Als ich Sandor nach vier Reisenden frage, drei Männern und einer Frau, die auf der Suche nach Vilem waren, ist er über diese Gesprächswendung sichtlich überrascht, doch er hat sie tatsächlich gesehen.
»Aber sie waren nur kurz bei uns. Quirin hat ihnen erklärt, dass Vilem tot sei, danach sind sie weitergezogen.

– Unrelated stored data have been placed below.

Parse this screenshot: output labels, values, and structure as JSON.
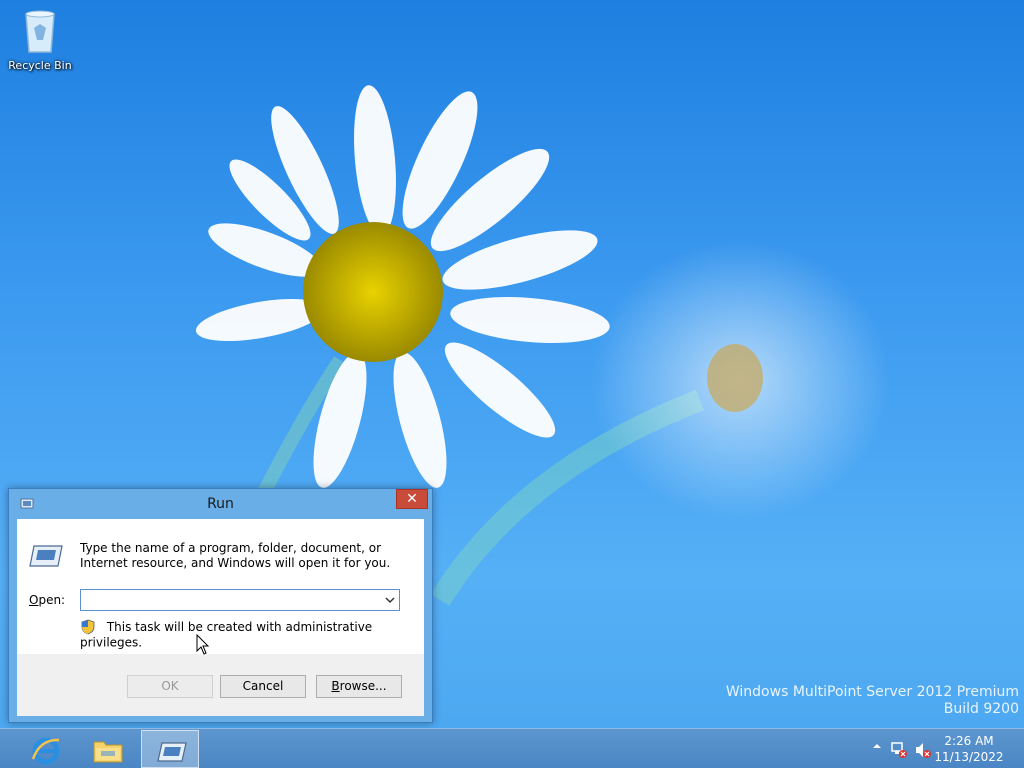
{
  "desktop": {
    "icons": [
      {
        "label": "Recycle Bin",
        "icon": "recycle-bin-icon"
      }
    ],
    "watermark": {
      "line1": "Windows MultiPoint Server 2012 Premium",
      "line2": "Build 9200"
    }
  },
  "run_dialog": {
    "title": "Run",
    "close_label": "✕",
    "description": "Type the name of a program, folder, document, or Internet resource, and Windows will open it for you.",
    "open_label_accel": "O",
    "open_label_rest": "pen:",
    "open_value": "",
    "admin_note": "This task will be created with administrative privileges.",
    "buttons": {
      "ok": "OK",
      "cancel": "Cancel",
      "browse_accel": "B",
      "browse_rest": "rowse..."
    }
  },
  "taskbar": {
    "pinned": [
      {
        "name": "internet-explorer",
        "icon": "internet-explorer-icon"
      },
      {
        "name": "file-explorer",
        "icon": "folder-icon"
      },
      {
        "name": "run",
        "icon": "run-icon",
        "active": true
      }
    ],
    "clock": {
      "time": "2:26 AM",
      "date": "11/13/2022"
    }
  },
  "colors": {
    "taskbar": "#4a86c4",
    "desktop": "#3d9bf0",
    "close": "#c94b3a"
  }
}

Unsere Überraschung ist viel besser als jedes Geschenk , hat Curvellis Begleiterin gesagt und gelacht, damals, in dem Stockwerk unter uns. Sie müssen auf ihre eigene Weise einen Teil der Wahrheit herausgefunden haben. Curvelli weiß jetzt vermutlich, dass er einem Clan entstammt, aber weiß er auch über Dhalion Bescheid?
Ich stelle mir vor, wie sehr sich Vilem darüber gefreut hätte, seinen Sohn noch einmal zu sehen. Wieder eine Geschichte ohne glückliches Ende.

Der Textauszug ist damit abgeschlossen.